Di mana pun mereka berkiprah, mereka mesti dapat menghasilkan karya-karya inovasi. Bila dalam jangka waktu tertentu tidak lagi menghasilkan karya akademik, gelar akademiknya tidak boleh digunakan. Hal ini harus tertuang dalam peraturan PT tersebut yang dikuatkan oleh pemerintah.
Oleh karena itu pendidikan tinggi akademik bukan lembaga pendidikan massal yang asal meluluskan dan lulusannya asal dapat kerja. Atau bahkan, hanya menghasilkan pengangguran terdidik. Melainkan pendidikan elitis dan terbatas. PT akademik tidak boleh menerima mahasiswa S1 banyak-banyak.
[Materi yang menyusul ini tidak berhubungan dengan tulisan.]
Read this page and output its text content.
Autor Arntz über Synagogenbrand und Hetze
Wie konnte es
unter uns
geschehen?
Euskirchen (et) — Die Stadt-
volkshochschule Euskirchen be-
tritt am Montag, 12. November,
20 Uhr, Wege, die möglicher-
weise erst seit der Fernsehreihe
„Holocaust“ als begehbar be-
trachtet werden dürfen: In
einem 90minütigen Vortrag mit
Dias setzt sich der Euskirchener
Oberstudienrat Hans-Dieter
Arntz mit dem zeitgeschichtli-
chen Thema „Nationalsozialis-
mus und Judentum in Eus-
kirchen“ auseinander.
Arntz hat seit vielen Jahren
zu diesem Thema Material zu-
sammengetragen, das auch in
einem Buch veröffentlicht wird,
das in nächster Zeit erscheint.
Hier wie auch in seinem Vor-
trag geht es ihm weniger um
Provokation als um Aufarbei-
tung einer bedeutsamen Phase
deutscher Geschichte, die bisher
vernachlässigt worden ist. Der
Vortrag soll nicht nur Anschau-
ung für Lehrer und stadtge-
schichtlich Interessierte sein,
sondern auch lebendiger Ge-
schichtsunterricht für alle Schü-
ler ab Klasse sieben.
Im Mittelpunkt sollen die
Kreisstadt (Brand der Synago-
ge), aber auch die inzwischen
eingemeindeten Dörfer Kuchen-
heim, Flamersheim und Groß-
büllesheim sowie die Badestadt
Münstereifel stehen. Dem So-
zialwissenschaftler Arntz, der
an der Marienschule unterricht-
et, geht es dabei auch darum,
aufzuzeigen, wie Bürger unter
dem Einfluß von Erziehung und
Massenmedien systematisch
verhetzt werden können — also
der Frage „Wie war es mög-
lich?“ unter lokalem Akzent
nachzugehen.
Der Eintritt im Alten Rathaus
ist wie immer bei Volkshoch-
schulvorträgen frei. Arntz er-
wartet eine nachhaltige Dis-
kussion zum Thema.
Mungkin cukup 20 atau 30 orang per program studi per tahun akademik.
Ketiga, PT akademik mesti ketat pula dalam merekrut dosen sebagai pekerja akademik. Mereka mesti memiliki talenta sebagai akademisi. Mereka mesti memiliki kecintaan yang tinggi pada ilmu dan mempunyai keinginan kuat untuk mengungkap rahasia dan menyelesaikan pelbagi persoalan kehidupan.
Keempat, PT akademik adalah PT elite dan ekslusif sehingga pemerintah mesti mau mengalokasikan anggaran untuk mendukung kerja-kerja akademik. Temasuk melengkapi peralatan laboratorium super canggih yang mendukung kerja akademik, agar dapat menghasilkan karya-karya akademik bereputasi dan inovasi yang solutif.
Kelima, PT akademik mesti menerima mahasiswa S2 dan S3 minimal 50% dari mahasiswa S1. Mereka harus terlibat dalam pusat-pusat penelitian di lingkungan fakultas atau departemen yang dikelola oleh dosen pada fakultas atau departemen tersebut. Pusat penelitian adalah tempat para guru besar mengembangkan keilmuan dan kaderisasi akademisi.
Dari pusat-pusat penelitian inilah ilmu dikembangkan dan akademisi handal dilahirkan. Saatnya, mereka menargetkan meraih Nobel. Era pusat penelitian sebagai konsultan atau sekadar event organizer (EO) pelatihan, seminar atau lokarya mesti segera disudahi.
Lalu, di mana para calon tenaga kerja profesional didik dan dipersipakan? Itu adalah urusan pendidikan vokasi. Maka, saatnya kini kita menghentikan massalisasi pendidikan akademik, dan memperbaiki pendidikan vokasi.